Although the S&P 500 index dropped 22%* in Obama´s first 50 days in office, it has since regained that loss. Aled Smith, manager of the M&G American Fund (ISIN GB0030926959), says dialogue between governments suggests that much has been learnt from the protectionist mistakes of the past.
“The current bear market is the second most savage in the history of US equities with the peak to trough falls experienced exceeded only by those of the Great Depression. But the continuing dialogue between national governments, a process that Barack Obama has been pivotal in, suggests that lessons have been learnt from history and that there is a desire to not make the same mistakes made in the 1930s.
“Investors should not forget the unrivalled breadth of the US equity market and the proven ability of US companies to maximise shareholder wealth. Although market noise is likely to remain high in the short term, presenting the potential for bouts of short term disappointment, for those able to see through it and take a long term view valuations are compelling. Moreover, these opportunities can be found right across the market."
Two examples of companies Aled invests in are:
- Google, the internet search giant has appointed a new CFO who is placing a greater emphasis on the importance of reducing costs, fostering a cost conscious culture within the company which has been missing thus far as the company focused on aggressive growth. That said, this has not come at the expense of the company´s growth prospects. The company has already invested a lot of capital in developing the next generation of web based services and software platforms such as its Android mobile phone user interface. The company´s current valuation gives no recognition to the potential monetisation of any of these products.

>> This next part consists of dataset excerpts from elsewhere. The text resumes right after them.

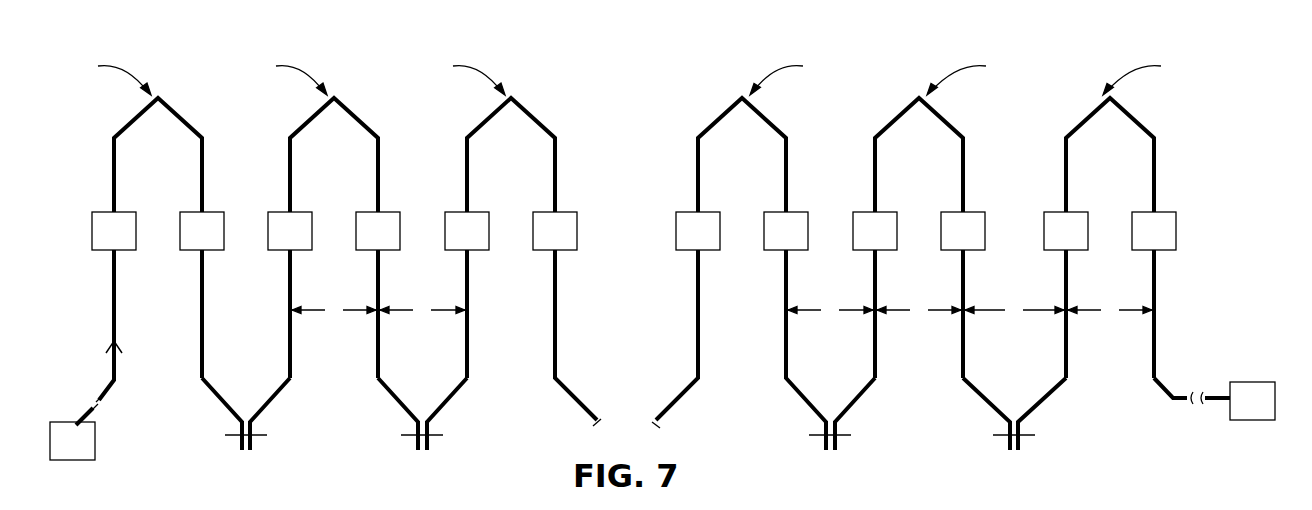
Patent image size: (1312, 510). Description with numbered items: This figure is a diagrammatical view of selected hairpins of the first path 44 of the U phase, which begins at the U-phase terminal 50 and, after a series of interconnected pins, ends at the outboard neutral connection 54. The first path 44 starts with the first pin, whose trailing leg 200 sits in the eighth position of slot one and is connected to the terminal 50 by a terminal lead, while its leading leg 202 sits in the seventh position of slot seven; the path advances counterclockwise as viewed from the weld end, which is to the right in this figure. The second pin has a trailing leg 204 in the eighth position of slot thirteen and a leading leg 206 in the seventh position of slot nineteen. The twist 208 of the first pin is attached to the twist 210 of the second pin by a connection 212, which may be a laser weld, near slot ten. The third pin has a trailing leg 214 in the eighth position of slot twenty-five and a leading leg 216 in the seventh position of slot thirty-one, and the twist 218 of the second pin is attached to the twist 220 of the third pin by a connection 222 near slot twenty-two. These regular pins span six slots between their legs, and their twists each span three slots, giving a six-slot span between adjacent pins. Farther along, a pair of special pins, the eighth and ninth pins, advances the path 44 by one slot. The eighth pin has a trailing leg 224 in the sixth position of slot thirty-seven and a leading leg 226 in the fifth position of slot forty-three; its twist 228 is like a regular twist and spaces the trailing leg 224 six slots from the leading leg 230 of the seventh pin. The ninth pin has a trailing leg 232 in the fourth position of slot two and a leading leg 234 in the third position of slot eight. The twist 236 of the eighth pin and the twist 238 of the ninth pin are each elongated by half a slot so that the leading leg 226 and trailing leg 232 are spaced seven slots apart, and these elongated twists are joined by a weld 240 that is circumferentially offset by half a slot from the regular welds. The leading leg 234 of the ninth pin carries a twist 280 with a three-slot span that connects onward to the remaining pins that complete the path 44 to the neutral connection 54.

The first path 44 is at (1195, 100).
The U-phase terminal 50 is at (56, 421).
The outboard neutral connection 54 is at (1248, 382).
The trailing leg 200 is at (112, 320).
The leading leg 202 is at (200, 366).
The trailing leg 204 is at (288, 320).
The leading leg 206 is at (380, 366).
The twist 208 is at (222, 403).
The twist 210 is at (291, 388).
The connection 212 is at (260, 458).
The trailing leg 214 is at (469, 322).
The leading leg 216 is at (557, 366).
The twist 218 is at (407, 417).
The twist 220 is at (463, 390).
The connection 222 is at (435, 458).
The trailing leg 224 is at (877, 366).
The leading leg 226 is at (965, 366).
The twist 228 is at (872, 390).
The leading leg 230 is at (788, 366).
The trailing leg 232 is at (1068, 366).
The leading leg 234 is at (1156, 366).
The twist 236 is at (1000, 418).
The twist 238 is at (1030, 390).
The weld 240 is at (1028, 458).
The twist 280 is at (1160, 387).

- Coca-Cola, soft drinks company and the world´s most recognised brand, has seen its value fall as investors have chosen to judge the company based on falling sales of carbonated soft drinks, particular in its home market. However we believe that the true value of the company lies in the unequalled reach of it´s distribution business. This enables the company to maximise the opportunities presented by higher growth products, such as its vitamin water offerings. This should enable the company to sustain the high returns that it has generated for many years.